Our variations on this classic cookie can't be beat.
Our Favorite Chocolate Chip Cookies
The chocolate chip cookie, crisp around the edges, soft in the middle, with gooey pockets of melty chocolate, is an almost perfect treat.
When we think of the quintessential chocolate chip cookie, this first recipe is what comes to mind.
Store up to one week in an airtight container—if they last that long. We suggest keeping a dozen in the freezer for emergencies.
Quinoa-Granola Chocolate Chip Cookies
Use an already-made batch of our Nutty Whole-Grain Granola to whip up these scrumptious cookies.
Oatmeal, Chocolate, and Walnut Cookies
Chewy oatmeal and crunchy walnuts can completely transform the typical lunch box chocolate chip cookie, adding new flavors and texture while subtly increasing the cookie's nutritional value.
Browned Butter Chocolate Chip Cookies
Butter moves from nutty and brown to bitter and burned quickly, so be sure to take the pan off the heat once it turns amber-brown. To keep cookies from spreading, make sure the cookie sheet is completely cool before starting the next batch.

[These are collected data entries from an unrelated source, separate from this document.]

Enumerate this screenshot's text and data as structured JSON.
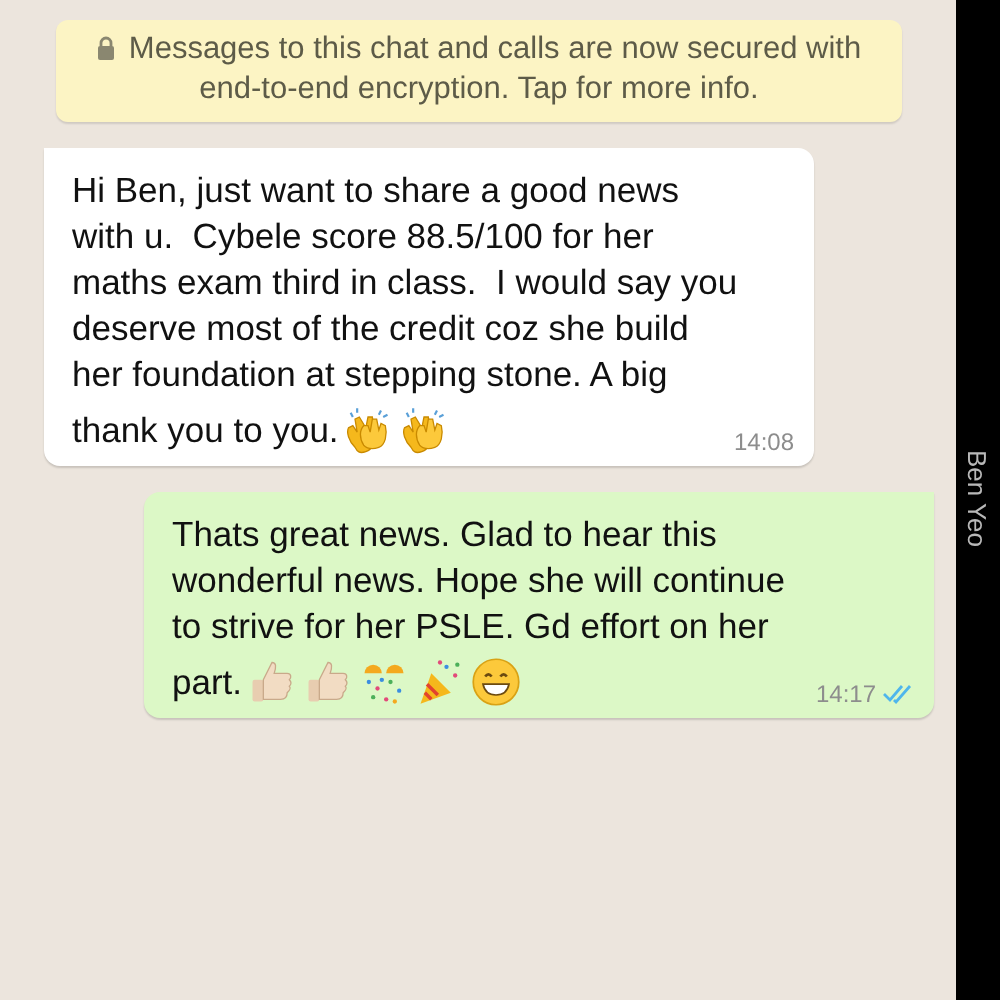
{
  "encryption_notice": {
    "text": "Messages to this chat and calls are now secured with end-to-end encryption. Tap for more info."
  },
  "messages": [
    {
      "kind": "incoming",
      "lines": [
        "Hi Ben, just want to share a good news",
        "with u.  Cybele score 88.5/100 for her",
        "maths exam third in class.  I would say you",
        "deserve most of the credit coz she build",
        "her foundation at stepping stone. A big",
        "thank you to you."
      ],
      "emojis": [
        {
          "kind": "clap"
        },
        {
          "kind": "clap"
        }
      ],
      "time": "14:08"
    },
    {
      "kind": "outgoing",
      "lines": [
        "Thats great news. Glad to hear this",
        "wonderful news. Hope she will continue",
        "to strive for her PSLE. Gd effort on her",
        "part."
      ],
      "emojis": [
        {
          "kind": "thumbs_up"
        },
        {
          "kind": "thumbs_up"
        },
        {
          "kind": "confetti"
        },
        {
          "kind": "popper"
        },
        {
          "kind": "grin"
        }
      ],
      "time": "14:17",
      "read": true
    }
  ],
  "side_label": "Ben Yeo"
}
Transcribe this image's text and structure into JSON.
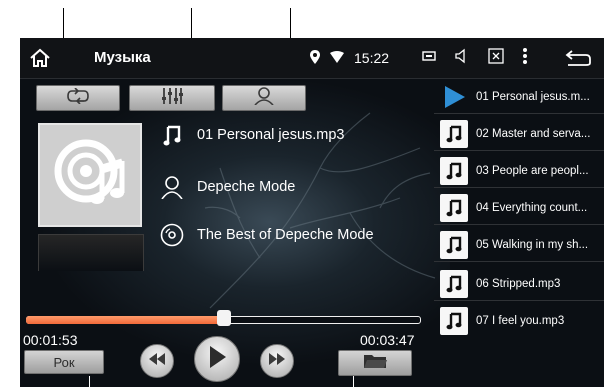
{
  "app": {
    "title": "Музыка"
  },
  "status": {
    "time": "15:22"
  },
  "track": {
    "file": "01 Personal jesus.mp3",
    "artist": "Depeche Mode",
    "album": "The Best of Depeche Mode"
  },
  "playback": {
    "elapsed": "00:01:53",
    "total": "00:03:47",
    "progress": 0.5
  },
  "genre": {
    "label": "Рок"
  },
  "colors": {
    "accent": "#f26a3a",
    "background": "#0b0f14",
    "playing_icon": "#2f8fd6"
  },
  "playlist": [
    {
      "label": "01 Personal jesus.m...",
      "playing": true
    },
    {
      "label": "02 Master and serva...",
      "playing": false
    },
    {
      "label": "03 People are peopl...",
      "playing": false
    },
    {
      "label": "04 Everything count...",
      "playing": false
    },
    {
      "label": "05 Walking in my sh...",
      "playing": false
    },
    {
      "label": "06 Stripped.mp3",
      "playing": false
    },
    {
      "label": "07 I feel you.mp3",
      "playing": false
    }
  ]
}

Gluten-Free Peanut Butter Chocolate Chip Cookies
You probably have everything on hand to make these chewy, chocolaty peanut butter cookies. To fit the cookies on a single sheet pan, divide cookies into 5 rows of 4. Pressing the cookies flat helps them bake quickly and get lovely crisp edges; otherwise they'll be too round and undercooked.
Banana-Oatmeal Chocolate Chip Cookies
"Mashed ripe banana adds sweetness and flavor to these chocolate chip cookies," said reader and recipe developer Cathy Brixen. "I found I could reduce the usual amount of sugar and butter."
Giant Chocolate Chunk Cookies
How do you improve the perfect chocolate chip cookie? Make it bigger! These ample treats bring out the little kid in everyone when paired with a glass of milk and a mug for dunking. Each batch makes only 6 cookies, so you might want to double the recipe for a crowd.
Oatmeal, Chocolate Chip, and Pecan Cookies
Trust us, you’ll want to keep a batch of these on hand. Oatmeal adds wholesome whole grains to these chocolate chip cookies, while mini-chips ensure a bit of chocolate in every bite. If you're a smart cookie, you might double the recipe and freeze some of the dough for a quick batch later.
Lauren's Chocolate Chip Cookies
Look for grain-sweetened chocolate chips in health-food stores. This recipe makes 44 cookies, so baking up a batch will definitely keep your sweet tooth satisfied.
Black and White Chocolate Chip Cookies
Kahlúa makes a subtle, yet delicious appearance in this chocolate chip cookie recipe. No liqueur? Simply substitute strong freshly brewed coffee.
White Chocolate, Strawberry, and Oatmeal Cookies
A mere one-quarter cup of butter yields crispy, light cookies and keeps calories in check. Dried strawberries lend fiber, color, and subtle sweetness. You can find them in larger supermarkets, or substitute raisins or dried cranberries. Because the dough is heavy, we used a sturdy stand mixer. You can use a hand mixer to cream the butter and sugar, then stir in the remaining ingredients by hand.
Sweet and Salty Peanut Chocolate Chunk Cookies
Coarse-grained sea salt does not melt into the batter, so you experience a crunchy burst with every bite. Use any other nut you like in place of peanuts.
Cranberry-Nut Chocolate Chip Cookies
Chocolate chips or cranberries might seem like the best part about these cookies, but it's really that each cookie is 75 calories.
Puffed-Up Chocolate-Chip Cookies
This is one of the best chocolate-chip cookies you'll ever make—and it doesn't scrimp on chocolate. Making chocolate chip cookies with applesauce is the secret to soft and chewy cookies without a lot of fat.